My TakeFreedom of press calls for faster route to Transport Department data
Restrictions on journalists who access details of vehicle owners may have been supported by the Court of First Instance, but the case revealed greater room for official improvement

Journalists in Hong Kong, for many years, routinely accessed personal details of vehicle owners held on a government database as part of their newsroom investigations. There was no suggestion this carried legal risks.
That all changed in 2021 when reporter Bao Choy Yuk-ling was fined HK$6,000 for making false statements when obtaining such information for the making of an award-winning documentary. Her convictions were overturned by the Court of Final Appeal in 2023, which found the journalist to have been the victim of a “grave and substantial injustice.”

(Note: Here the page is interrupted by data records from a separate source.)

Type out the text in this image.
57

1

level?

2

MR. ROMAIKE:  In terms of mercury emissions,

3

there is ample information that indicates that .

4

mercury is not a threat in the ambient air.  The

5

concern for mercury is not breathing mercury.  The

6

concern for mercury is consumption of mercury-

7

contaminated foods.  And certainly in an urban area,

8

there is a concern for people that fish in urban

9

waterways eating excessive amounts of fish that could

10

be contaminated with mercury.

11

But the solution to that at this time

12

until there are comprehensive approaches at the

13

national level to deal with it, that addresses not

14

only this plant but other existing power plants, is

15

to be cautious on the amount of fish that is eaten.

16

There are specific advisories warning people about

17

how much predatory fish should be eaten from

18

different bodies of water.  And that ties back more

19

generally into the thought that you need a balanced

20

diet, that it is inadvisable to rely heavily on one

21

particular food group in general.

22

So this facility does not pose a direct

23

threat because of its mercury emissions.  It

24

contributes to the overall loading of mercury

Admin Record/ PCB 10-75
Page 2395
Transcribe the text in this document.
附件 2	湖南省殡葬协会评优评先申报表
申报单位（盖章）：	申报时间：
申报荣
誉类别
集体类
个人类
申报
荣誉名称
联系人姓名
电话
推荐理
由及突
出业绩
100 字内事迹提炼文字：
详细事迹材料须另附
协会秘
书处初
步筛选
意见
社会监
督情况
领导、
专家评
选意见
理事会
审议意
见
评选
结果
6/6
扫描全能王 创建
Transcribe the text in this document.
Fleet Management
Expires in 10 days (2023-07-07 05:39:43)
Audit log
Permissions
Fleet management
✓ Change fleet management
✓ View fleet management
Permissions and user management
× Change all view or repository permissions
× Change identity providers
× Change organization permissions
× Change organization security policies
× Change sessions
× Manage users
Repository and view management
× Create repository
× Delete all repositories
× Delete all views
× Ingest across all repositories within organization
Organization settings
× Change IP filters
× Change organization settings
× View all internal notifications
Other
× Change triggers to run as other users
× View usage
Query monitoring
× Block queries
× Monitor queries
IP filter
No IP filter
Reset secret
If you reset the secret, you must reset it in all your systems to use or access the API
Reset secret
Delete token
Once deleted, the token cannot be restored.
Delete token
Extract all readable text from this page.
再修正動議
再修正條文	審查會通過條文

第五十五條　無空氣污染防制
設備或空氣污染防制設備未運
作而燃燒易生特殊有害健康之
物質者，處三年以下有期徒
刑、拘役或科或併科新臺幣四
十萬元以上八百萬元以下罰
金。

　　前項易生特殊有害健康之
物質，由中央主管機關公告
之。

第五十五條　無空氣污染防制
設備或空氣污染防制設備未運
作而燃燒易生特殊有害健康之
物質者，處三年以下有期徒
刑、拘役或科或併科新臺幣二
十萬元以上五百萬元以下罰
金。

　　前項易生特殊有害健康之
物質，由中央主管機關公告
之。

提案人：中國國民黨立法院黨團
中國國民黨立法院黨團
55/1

But the court, while ruling that access to the database for serious investigative journalism was permitted, also called for reform to ensure it was not used for gossip, sensationalism, stalking or marketing.
New arrangements introduced by the government in January 2024, imposing tight restrictions on the ability of journalists to obtain details of vehicle owners, were held by a court to be lawful last week.
The Court of First Instance judgment, in a case brought by the Hong Kong Journalists Association, concerned the first challenge to the new procedures. It raised valid questions about the nature of the scheme and the way in which it is implemented.
As the judge, Russell Coleman, said, the case is of public importance and will have a significant impact. It involves the balancing of two competing human rights, free expression and privacy. The question of where to draw the line between them arises in many areas of life.